UNC offense has uncharacteristic night in loss to Georgia Tech

The UNC football program suffered a bad loss on Saturday to Georgia Tech in large part to an uncharacteristic night from the offense.

While the offense struggled immensely, it didn’t start like that. On UNC’s first play of the game, it was an 80-yard touchdown run for Elijah Green. Then, two possessions later, it was a 16-play methodical drive for the Tar Heels that ended in three points. After another possession that ended in a red zone trip but no points, the Tar Heels punched it in for seven shortly before the half.

It was a 17-0 lead with four minutes before halftime and things were going just about as expected. But then a late touchdown for Georgia Tech flipped things.

“Yeah, we didn’t score touchdowns in the red zone, we left 14 points off the board in the first half and then they go down and score very easily right before the half,” Brown said. “… So it’s a 14-point swing when it should have been a 14-point swing for us.”

In total, UNC had five red zone trips, and one other drive that ended at the GT 23 yard line. The Tar Heels came away with just one touchdown. Overall they were just a 2-of-5 red zone performance.

“I think our offense screwed the whole thing up,” Brown added. “Six sacks, can’t make third downs, can’t make fourth downs, can’t score in the red zone, dropped passes. We get a first down run where there’s a fumble and we lose 13 yards.
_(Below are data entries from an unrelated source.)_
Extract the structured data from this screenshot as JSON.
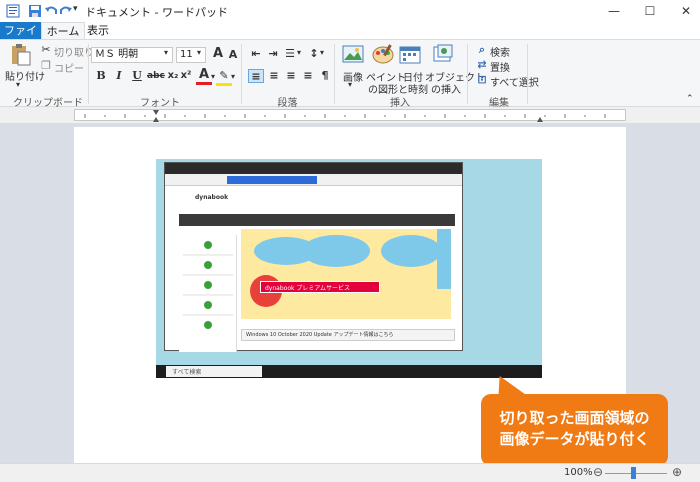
{
  "window": {
    "title": "ドキュメント - ワードパッド",
    "minimize": "—",
    "maximize": "☐",
    "close": "✕"
  },
  "tabs": {
    "file": "ファイル",
    "home": "ホーム",
    "view": "表示"
  },
  "clipboard": {
    "paste": "貼り付け",
    "cut": "切り取り",
    "copy": "コピー",
    "label": "クリップボード"
  },
  "font": {
    "family": "ＭＳ 明朝",
    "size": "11",
    "label": "フォント"
  },
  "paragraph": {
    "label": "段落"
  },
  "insert": {
    "picture": "画像",
    "paint": "ペイント",
    "paint2": "の図形",
    "datetime": "日付",
    "datetime2": "と時刻",
    "object": "オブジェクト",
    "object2": "の挿入",
    "label": "挿入"
  },
  "edit": {
    "find": "検索",
    "replace": "置換",
    "select_all": "すべて選択",
    "label": "編集"
  },
  "callout": {
    "line1": "切り取った画面領域の",
    "line2": "画像データが貼り付く",
    "color": "#f07a14"
  },
  "pasted_image": {
    "site_name": "dynabook",
    "banner_cta": "dynabook プレミアムサービス",
    "footer_link": "Windows 10 October 2020 Update アップデート情報はこちら",
    "taskbar_search": "すべて検索"
  },
  "statusbar": {
    "zoom": "100%"
  },
  "accent": "#1979ca"
}
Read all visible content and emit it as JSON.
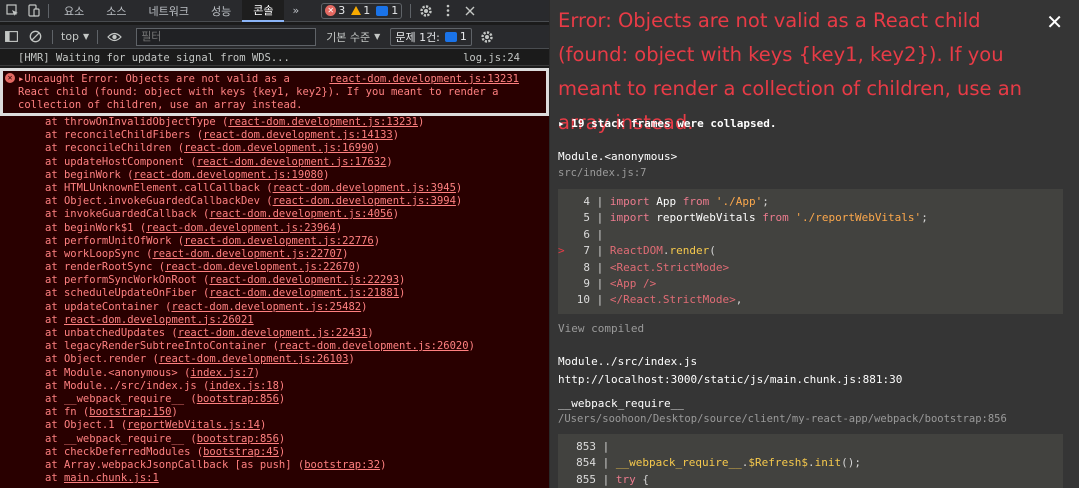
{
  "devtools": {
    "tabs": [
      "요소",
      "소스",
      "네트워크",
      "성능",
      "콘솔"
    ],
    "active_tab": "콘솔",
    "more_tabs_glyph": "»",
    "error_count": "3",
    "warning_count": "1",
    "message_count": "1",
    "toolbar": {
      "context": "top",
      "filter_placeholder": "필터",
      "level": "기본 수준",
      "issues_label": "문제 1건:",
      "issues_count": "1"
    },
    "hmr": {
      "text": "[HMR] Waiting for update signal from WDS...",
      "source": "log.js:24"
    },
    "error": {
      "line1": "▸Uncaught Error: Objects are not valid as a",
      "source": "react-dom.development.js:13231",
      "line2": "React child (found: object with keys {key1, key2}). If you meant to render a",
      "line3": "collection of children, use an array instead."
    },
    "stack": [
      {
        "fn": "at throwOnInvalidObjectType",
        "loc": "react-dom.development.js:13231"
      },
      {
        "fn": "at reconcileChildFibers",
        "loc": "react-dom.development.js:14133"
      },
      {
        "fn": "at reconcileChildren",
        "loc": "react-dom.development.js:16990"
      },
      {
        "fn": "at updateHostComponent",
        "loc": "react-dom.development.js:17632"
      },
      {
        "fn": "at beginWork",
        "loc": "react-dom.development.js:19080"
      },
      {
        "fn": "at HTMLUnknownElement.callCallback",
        "loc": "react-dom.development.js:3945"
      },
      {
        "fn": "at Object.invokeGuardedCallbackDev",
        "loc": "react-dom.development.js:3994"
      },
      {
        "fn": "at invokeGuardedCallback",
        "loc": "react-dom.development.js:4056"
      },
      {
        "fn": "at beginWork$1",
        "loc": "react-dom.development.js:23964"
      },
      {
        "fn": "at performUnitOfWork",
        "loc": "react-dom.development.js:22776"
      },
      {
        "fn": "at workLoopSync",
        "loc": "react-dom.development.js:22707"
      },
      {
        "fn": "at renderRootSync",
        "loc": "react-dom.development.js:22670"
      },
      {
        "fn": "at performSyncWorkOnRoot",
        "loc": "react-dom.development.js:22293"
      },
      {
        "fn": "at scheduleUpdateOnFiber",
        "loc": "react-dom.development.js:21881"
      },
      {
        "fn": "at updateContainer",
        "loc": "react-dom.development.js:25482"
      },
      {
        "fn": "at",
        "loc": "react-dom.development.js:26021",
        "bare": true
      },
      {
        "fn": "at unbatchedUpdates",
        "loc": "react-dom.development.js:22431"
      },
      {
        "fn": "at legacyRenderSubtreeIntoContainer",
        "loc": "react-dom.development.js:26020"
      },
      {
        "fn": "at Object.render",
        "loc": "react-dom.development.js:26103"
      },
      {
        "fn": "at Module.<anonymous>",
        "loc": "index.js:7"
      },
      {
        "fn": "at Module../src/index.js",
        "loc": "index.js:18"
      },
      {
        "fn": "at __webpack_require__",
        "loc": "bootstrap:856"
      },
      {
        "fn": "at fn",
        "loc": "bootstrap:150"
      },
      {
        "fn": "at Object.1",
        "loc": "reportWebVitals.js:14"
      },
      {
        "fn": "at __webpack_require__",
        "loc": "bootstrap:856"
      },
      {
        "fn": "at checkDeferredModules",
        "loc": "bootstrap:45"
      },
      {
        "fn": "at Array.webpackJsonpCallback [as push]",
        "loc": "bootstrap:32"
      },
      {
        "fn": "at",
        "loc": "main.chunk.js:1",
        "bare": true
      }
    ]
  },
  "overlay": {
    "title": "Error: Objects are not valid as a React child (found: object with keys {key1, key2}). If you meant to render a collection of children, use an array instead.",
    "close_glyph": "✕",
    "collapsed": "▸ 19 stack frames were collapsed.",
    "frame1": {
      "name": "Module.<anonymous>",
      "path": "src/index.js:7"
    },
    "code1": [
      {
        "n": "4",
        "mark": "",
        "t": "import App from './App';"
      },
      {
        "n": "5",
        "mark": "",
        "t": "import reportWebVitals from './reportWebVitals';"
      },
      {
        "n": "6",
        "mark": "",
        "t": ""
      },
      {
        "n": "7",
        "mark": ">",
        "t": "ReactDOM.render("
      },
      {
        "n": "8",
        "mark": "",
        "t": "<React.StrictMode>"
      },
      {
        "n": "9",
        "mark": "",
        "t": "<App />"
      },
      {
        "n": "10",
        "mark": "",
        "t": "</React.StrictMode>,"
      }
    ],
    "view_compiled": "View compiled",
    "frame2": {
      "name": "Module../src/index.js",
      "path": "http://localhost:3000/static/js/main.chunk.js:881:30"
    },
    "frame3": {
      "name": "__webpack_require__",
      "path": "/Users/soohoon/Desktop/source/client/my-react-app/webpack/bootstrap:856"
    },
    "code2": [
      {
        "n": "853",
        "t": ""
      },
      {
        "n": "854",
        "t": "__webpack_require__.$Refresh$.init();"
      },
      {
        "n": "855",
        "t": "try {"
      }
    ]
  },
  "colors": {
    "error_red": "#e83b46",
    "console_error_bg": "#290000",
    "overlay_bg": "#353535"
  }
}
There’s so many uncharacteristic things that happened tonight, it was a really, really awful night offensively.”

Maye, who came into the game without an interception in five games, threw one in the red zone on a very poor throw. He also had at least one touchdown in every single game this season. That streak ended on Saturday.

Maye finished with his worst performance of the year, going 16-of-30 for 202 yards and one interception. He also rushed for just 13 yards. Completions, passing yards and rushing yards were all season lows.

The connection between Maye and All-American candidate wide receiver [autotag]Josh Downs[/autotag] was also uncharacteristically off. Downs, who missed some of the first half with a knee injury, had just three catches for 31 yards… on just five targets.

Downs’ final catch of the game didn’t come until late in the fourth quarter on a key third down in Georgia Tech territory.

What ended up being Downs’ final target of the night summed up the entire game. On a fourth down play with 4:10 left in the game on the Georgia Tech 19 yard line, Downs was lined up in the backfield next to Maye. Maye rolled out to the right and found a wide open Downs in the corner of the end zone. The ball hit Downs right in the numbers and somehow goes right between his arms, falling to the ground and ending the comeback chance for the Tar Heels.

“You have a 60-yard run called back for a guy that runs over Bryson Nesbit and it’s thrown really, really late. You have a dropped touchdown pass, you have another dropped pass that they thought was a catch and a fumble and they rule that one off. It was a night where not one thing happened for us good offensively.”